One of the last things that I taught the students in my writing class (before their final exam last week) was the idea of oxymoron. We talked about the word "bittersweet," and I asked my students to tell me a situation in their lives which was bittersweet. This is what they said:

"I am about to be married. I am very happy that my family has found a suitable and good boy for me to marry, but I am afraid and sad to leave my own family behind when I must join his. Getting married is a happy change in a girl's life, but leaving her family is terrible. This is bittersweet."

"When I was very young my family moved to Pakistan to leave the country [Afghanistan] during the Taliban. I lived in Pakistan for 14 years. When we returned to Afghanistan, I had to leave all of my friends, my home, my city, and all of my favorite places in Pakistan behind; I had to make a new life here. I was coming back to my real home, but leaving my childhood forever. This was bittersweet."


And, unprompted, the head of the English department at my University said this at my going away party yesterday:


"Jaala Jan is leaving us. This is both a good and bad thing; it is a bittersweet moment because she will return to her home, but she will leave us. We have come to know Jaala Jan as one of us. Look, she is Afghan! She will remain in our hearts forever; we will always pray that she returns one day."

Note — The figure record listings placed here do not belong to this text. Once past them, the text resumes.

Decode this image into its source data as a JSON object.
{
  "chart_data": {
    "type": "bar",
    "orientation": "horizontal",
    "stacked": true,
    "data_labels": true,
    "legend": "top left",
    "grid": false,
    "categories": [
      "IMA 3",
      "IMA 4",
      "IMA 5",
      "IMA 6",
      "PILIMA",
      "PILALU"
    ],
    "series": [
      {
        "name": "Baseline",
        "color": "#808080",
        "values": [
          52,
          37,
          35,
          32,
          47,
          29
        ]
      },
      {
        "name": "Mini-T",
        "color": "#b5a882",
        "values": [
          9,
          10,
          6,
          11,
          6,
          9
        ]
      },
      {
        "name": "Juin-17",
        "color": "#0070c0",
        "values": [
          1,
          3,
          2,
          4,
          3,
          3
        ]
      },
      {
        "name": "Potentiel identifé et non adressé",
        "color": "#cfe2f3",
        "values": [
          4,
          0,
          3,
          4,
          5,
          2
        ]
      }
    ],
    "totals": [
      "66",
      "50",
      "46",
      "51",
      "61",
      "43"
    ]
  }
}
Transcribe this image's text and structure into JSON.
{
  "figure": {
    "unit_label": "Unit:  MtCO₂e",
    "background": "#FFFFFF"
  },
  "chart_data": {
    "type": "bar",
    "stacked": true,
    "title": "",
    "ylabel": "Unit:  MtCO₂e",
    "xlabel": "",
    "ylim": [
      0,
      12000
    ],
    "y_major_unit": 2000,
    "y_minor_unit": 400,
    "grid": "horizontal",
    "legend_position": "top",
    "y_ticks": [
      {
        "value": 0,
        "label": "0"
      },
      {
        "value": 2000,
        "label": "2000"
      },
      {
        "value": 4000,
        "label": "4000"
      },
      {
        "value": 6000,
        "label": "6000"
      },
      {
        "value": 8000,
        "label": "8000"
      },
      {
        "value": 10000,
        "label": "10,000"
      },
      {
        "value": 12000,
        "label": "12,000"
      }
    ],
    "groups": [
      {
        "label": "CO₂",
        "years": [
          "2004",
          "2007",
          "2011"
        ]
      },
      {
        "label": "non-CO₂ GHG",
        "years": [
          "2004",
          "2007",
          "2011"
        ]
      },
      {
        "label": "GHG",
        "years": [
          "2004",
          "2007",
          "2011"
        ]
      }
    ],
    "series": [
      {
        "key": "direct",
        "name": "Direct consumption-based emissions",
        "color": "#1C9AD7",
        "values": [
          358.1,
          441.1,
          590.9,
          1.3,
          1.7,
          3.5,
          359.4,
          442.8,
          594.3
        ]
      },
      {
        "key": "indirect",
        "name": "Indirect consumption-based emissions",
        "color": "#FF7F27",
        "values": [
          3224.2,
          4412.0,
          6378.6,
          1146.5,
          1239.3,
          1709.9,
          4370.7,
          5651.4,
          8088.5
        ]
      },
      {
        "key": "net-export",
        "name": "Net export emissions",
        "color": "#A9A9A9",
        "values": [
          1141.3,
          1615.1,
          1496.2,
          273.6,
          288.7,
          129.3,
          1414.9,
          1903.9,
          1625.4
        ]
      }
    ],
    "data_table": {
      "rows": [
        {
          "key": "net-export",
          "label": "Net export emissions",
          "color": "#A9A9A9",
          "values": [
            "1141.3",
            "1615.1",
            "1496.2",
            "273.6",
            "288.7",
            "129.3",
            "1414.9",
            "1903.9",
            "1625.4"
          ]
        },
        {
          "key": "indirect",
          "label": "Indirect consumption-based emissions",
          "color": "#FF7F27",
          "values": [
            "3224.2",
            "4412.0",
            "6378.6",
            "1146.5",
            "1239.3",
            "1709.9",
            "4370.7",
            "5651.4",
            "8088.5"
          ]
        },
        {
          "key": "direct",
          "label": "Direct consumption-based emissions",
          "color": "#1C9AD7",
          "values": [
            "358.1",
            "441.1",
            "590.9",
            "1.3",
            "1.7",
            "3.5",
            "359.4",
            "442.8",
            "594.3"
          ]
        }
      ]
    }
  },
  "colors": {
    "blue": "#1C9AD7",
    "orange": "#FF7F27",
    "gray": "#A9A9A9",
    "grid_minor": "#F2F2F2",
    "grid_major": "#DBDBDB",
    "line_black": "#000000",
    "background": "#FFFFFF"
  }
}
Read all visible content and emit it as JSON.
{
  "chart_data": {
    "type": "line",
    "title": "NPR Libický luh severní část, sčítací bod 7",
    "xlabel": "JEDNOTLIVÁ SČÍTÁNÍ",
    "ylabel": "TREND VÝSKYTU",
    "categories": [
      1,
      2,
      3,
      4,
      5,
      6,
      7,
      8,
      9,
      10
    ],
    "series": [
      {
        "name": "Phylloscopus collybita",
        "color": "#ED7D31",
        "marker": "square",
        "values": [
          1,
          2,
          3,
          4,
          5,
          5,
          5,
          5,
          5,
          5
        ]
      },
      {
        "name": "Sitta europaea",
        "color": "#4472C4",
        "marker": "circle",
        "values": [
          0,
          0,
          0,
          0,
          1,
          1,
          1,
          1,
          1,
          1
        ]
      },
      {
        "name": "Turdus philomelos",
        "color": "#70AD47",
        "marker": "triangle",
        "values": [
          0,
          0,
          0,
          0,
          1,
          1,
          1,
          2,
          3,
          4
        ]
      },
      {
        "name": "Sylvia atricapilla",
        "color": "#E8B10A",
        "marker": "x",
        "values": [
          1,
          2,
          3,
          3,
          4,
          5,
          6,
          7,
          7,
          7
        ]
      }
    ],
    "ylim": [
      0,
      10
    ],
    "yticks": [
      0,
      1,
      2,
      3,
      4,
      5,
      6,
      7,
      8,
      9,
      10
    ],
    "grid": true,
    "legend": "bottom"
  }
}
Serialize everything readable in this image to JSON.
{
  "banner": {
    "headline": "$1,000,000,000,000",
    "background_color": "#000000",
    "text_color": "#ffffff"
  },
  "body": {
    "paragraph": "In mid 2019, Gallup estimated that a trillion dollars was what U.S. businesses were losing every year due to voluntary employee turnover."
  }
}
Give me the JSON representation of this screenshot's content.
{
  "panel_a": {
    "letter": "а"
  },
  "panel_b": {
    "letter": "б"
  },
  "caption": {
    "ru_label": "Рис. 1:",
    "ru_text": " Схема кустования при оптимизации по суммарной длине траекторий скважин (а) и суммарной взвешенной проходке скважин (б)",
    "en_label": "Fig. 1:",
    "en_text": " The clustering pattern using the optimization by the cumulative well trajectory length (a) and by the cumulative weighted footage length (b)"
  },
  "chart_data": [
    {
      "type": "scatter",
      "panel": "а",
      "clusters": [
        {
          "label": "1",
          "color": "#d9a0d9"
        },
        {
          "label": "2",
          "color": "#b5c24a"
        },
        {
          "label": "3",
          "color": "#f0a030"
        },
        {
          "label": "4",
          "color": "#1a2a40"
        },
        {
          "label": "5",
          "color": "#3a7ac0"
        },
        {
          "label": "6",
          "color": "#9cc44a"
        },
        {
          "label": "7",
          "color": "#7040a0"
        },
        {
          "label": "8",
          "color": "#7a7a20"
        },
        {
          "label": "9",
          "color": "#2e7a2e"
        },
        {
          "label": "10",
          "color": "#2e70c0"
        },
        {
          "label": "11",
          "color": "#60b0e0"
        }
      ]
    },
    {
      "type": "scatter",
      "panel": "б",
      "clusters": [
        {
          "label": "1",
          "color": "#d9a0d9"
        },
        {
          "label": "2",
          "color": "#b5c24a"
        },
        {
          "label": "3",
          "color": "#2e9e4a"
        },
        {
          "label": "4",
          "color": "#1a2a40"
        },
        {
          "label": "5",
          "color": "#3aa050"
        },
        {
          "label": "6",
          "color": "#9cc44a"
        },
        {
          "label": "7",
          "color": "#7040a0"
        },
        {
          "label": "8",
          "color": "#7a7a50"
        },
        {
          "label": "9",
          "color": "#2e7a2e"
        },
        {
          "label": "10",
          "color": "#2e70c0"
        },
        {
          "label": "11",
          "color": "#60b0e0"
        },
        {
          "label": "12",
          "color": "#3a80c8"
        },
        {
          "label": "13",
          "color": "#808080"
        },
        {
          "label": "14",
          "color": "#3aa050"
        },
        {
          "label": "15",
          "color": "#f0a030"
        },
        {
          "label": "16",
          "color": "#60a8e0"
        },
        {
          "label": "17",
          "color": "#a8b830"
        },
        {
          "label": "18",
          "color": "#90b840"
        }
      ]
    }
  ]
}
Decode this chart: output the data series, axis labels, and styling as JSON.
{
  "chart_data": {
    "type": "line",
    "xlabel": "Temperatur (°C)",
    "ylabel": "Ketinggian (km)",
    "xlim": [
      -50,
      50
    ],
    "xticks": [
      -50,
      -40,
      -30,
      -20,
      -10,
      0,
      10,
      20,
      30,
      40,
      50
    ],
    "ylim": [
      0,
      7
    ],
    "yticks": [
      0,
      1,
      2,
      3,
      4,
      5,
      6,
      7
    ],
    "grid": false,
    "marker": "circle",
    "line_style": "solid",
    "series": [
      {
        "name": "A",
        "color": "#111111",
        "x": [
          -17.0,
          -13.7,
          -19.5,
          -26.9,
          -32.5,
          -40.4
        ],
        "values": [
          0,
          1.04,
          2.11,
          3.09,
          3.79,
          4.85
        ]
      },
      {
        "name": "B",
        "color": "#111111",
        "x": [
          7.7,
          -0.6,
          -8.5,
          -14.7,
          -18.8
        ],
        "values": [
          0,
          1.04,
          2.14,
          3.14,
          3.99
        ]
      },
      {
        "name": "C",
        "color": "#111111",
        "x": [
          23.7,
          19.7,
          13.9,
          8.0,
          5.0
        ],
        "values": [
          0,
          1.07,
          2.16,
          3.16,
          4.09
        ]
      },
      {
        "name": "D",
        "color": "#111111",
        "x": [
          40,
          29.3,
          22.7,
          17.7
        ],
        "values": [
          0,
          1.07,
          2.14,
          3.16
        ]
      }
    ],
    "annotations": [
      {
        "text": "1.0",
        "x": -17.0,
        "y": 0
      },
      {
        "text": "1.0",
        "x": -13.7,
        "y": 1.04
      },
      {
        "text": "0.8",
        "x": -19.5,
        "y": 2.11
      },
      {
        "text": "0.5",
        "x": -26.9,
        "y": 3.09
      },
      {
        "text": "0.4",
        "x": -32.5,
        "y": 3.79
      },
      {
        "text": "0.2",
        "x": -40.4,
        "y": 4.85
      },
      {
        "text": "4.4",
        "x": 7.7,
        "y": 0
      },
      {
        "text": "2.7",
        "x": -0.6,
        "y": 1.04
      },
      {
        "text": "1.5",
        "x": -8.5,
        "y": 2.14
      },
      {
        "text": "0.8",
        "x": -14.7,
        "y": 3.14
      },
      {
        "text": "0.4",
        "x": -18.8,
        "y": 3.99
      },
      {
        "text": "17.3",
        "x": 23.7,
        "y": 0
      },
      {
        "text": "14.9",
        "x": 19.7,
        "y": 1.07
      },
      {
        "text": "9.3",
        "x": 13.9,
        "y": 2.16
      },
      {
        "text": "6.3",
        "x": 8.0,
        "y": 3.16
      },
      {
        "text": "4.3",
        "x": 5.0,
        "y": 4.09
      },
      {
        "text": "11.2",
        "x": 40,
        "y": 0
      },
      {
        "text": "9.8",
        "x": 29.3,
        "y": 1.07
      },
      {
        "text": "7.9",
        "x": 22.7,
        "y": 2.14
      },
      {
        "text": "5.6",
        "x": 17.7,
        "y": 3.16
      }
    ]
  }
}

Leaving Afghanistan is bittersweet.


As I leave here, I will always remember both the good and the bad; I will always keep these memories with me:


...the call to prayer (azan)echoing in the background of life, almost always a constant reminder of the Muslim faith that guides the people and fills the air


...the clip clap of donkey and horse hooves on the streets; the bump of their carts wheeling over uneven ground, dumping potatoes and onions here and there


...helicopters interrupting class, shaking white board markers off of their trays


...Farhad Daria and Ahmad Zahir blaring on everyone's radio; playing over and over again in everyone's head


...4:45 am summer sunrises


...the smell of rotting garbage and rancid standing water lining the streets; the vision of the car wash boys dipping their towels in the sewers to give the cars a quick "bath"


...gravel in my beef


...a river choked by carelessness and trash


...the huge hearts and effervescent kindness of the people


...invitations for lunch; mantou, boolani, oshaq, kofta, kabobs, and gigantic naan


...Crossfit Camp Eggers; a little slice of America, the place where I found my heart and fell in love


...herds of goats stopping traffic


...Toyotas...everywhere


...cows getting gutted on the side of the road; a stump for a butcher's block; a strung-up sheep waiting for slaughter, staring at the severed head of another sheep lying by the gutter, blood flowing freely


...the sunset overshadowed by the brown dust of yet another wind storm


...70 Afs DVDs at Finest


...thinking every clap of thunder is a suicide bomb


...the view of T.V. hill obscured by my window; sitting in the prison of my apartment, wishing I was free


...burqas held tightly over eyes; women covered by men's insecurity

...darkly lined eyes, colorful make-up, and a stray tuft of hair peeking out from under a chadar; fabric tucked behind an ear, daring you to take a closer look

...policemen and soldiers roaming the streets; sentries without a clear purpose, weapons ready, always in danger


...mountains beyond mountains, holding secrets from decades of war that will never be revealed


...mud brick walls and houses, crumbling under the weight of corruption


...barbed wire strewn over everything; protecting nothing


...self immolation to end the suffering and imprisonment


...Rabia Balkhi's poems lamenting all women's sorrows; but dreams as well


...love stories written in secret, eyes glancing at each other from hundreds of meters away; sparks that will never start a fire, extinguished by an arrangement


...roses growing from every crack, fertilized by dust and hope


...mischievous smiles, ensuring that the future will be better than the past


And so, as the night becomes darker and I fall asleep, these are the things which will never be forgotten; this is Afghanistan to me.